When someone quits something abruptly, we say they quit “cold turkey.”

What is the origin of the phrase “cold turkey?”

 

Often now the phrase is used in relation to quitting something addictive, such as hard drugs or cigarettes. According to Merriam Webster, the theory was described by the San Francisco Chronicle columnist Herb Caen in 1978: “It derives from the hideous combination of goose pimples and what William Burroughs calls ‘the cold burn’ that addicts suffer as they kick the habit.” In “Cop Speak: The Lingo of Law Enforcement and Crime,” Tom Philbin recites a second theory, that “the term may derive from the cold, clammy feel of the skin during withdrawal, like a turkey that has been refrigerated.”

 

However, the phrase was used in different ways earlier on.

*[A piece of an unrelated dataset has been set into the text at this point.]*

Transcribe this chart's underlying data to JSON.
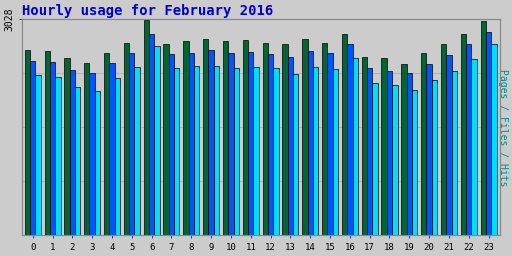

In a cartoon that appeared in newspapers on November 12, 1920, ace slangman Thomas “TAD” Dorgan used cold turkey this way: “Now tell me on the square—can I get by with this for the wedding—don’t string me—tell me cold turkey.” The editors of the Historical Dictionary of American Slang have found an earlier use: a 1910 usage where the speaker lost $5,000 cold turkey, in the sense of losing it outright.

 

Merriam Webster speculates it may be that the original cold turkey was a combination of cold (“straightforward, matter-of-fact”) and the earlier talk turkey, which dates back to the early 1800s and refers to speaking plainly.